Once the laughs were out of the way, I asked the PM whether she would resign or respect the will of Parliament if the Commons voted by a majority for a People’s Vote, a referendum on her final Brexit deal.  Her reply initially sounded like she’d resign: “As far as I’m concerned, there will not be a second referendum”. Yet when I pushed her further, she sounded like she wouldn’t quit, saying only MPs would be asking if the deal delivered for their constituents.

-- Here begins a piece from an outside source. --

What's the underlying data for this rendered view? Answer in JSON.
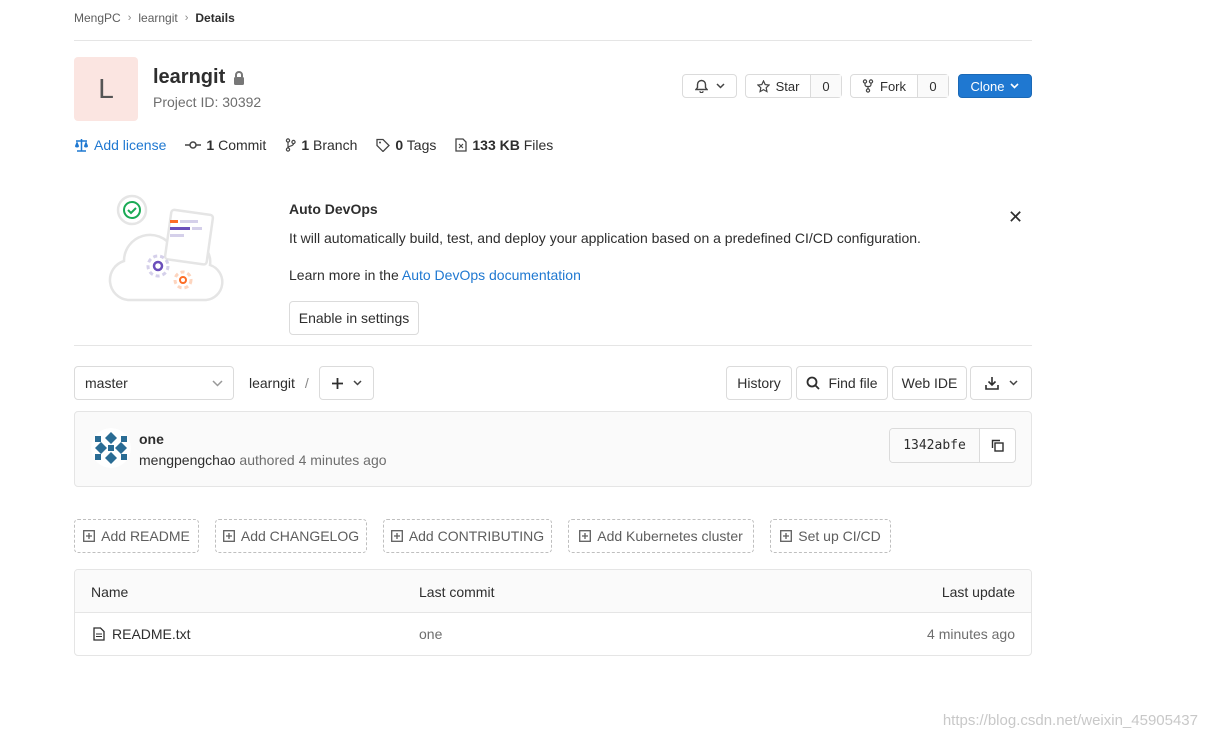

If the PM wants to say as PM, there’s a growing possibility that it will only be if she allows a People’s vote. Labour’s stance has hardened significantly in the past few days, with Jeremy Corbyn writing to all members yesterday to explicitly say “we will support all options remaining on the table, including campaigning for a public vote”. Deputy leader Tom Watson has told The House magazine a new referendum was “more likely given the weakness of Theresa May’s position”. And John McDonnell told the Today programme that Labour MPs calling for such a vote were “reflecting Labour Party policy”. I’m told that there are 20 Tory backbenchers, and possibly a further 10 ministers, who are prepared to back a referendum. That would be enough to cancel out Labour rebels. The obstacles are still high, but for the very first time I believe it could actually now happen.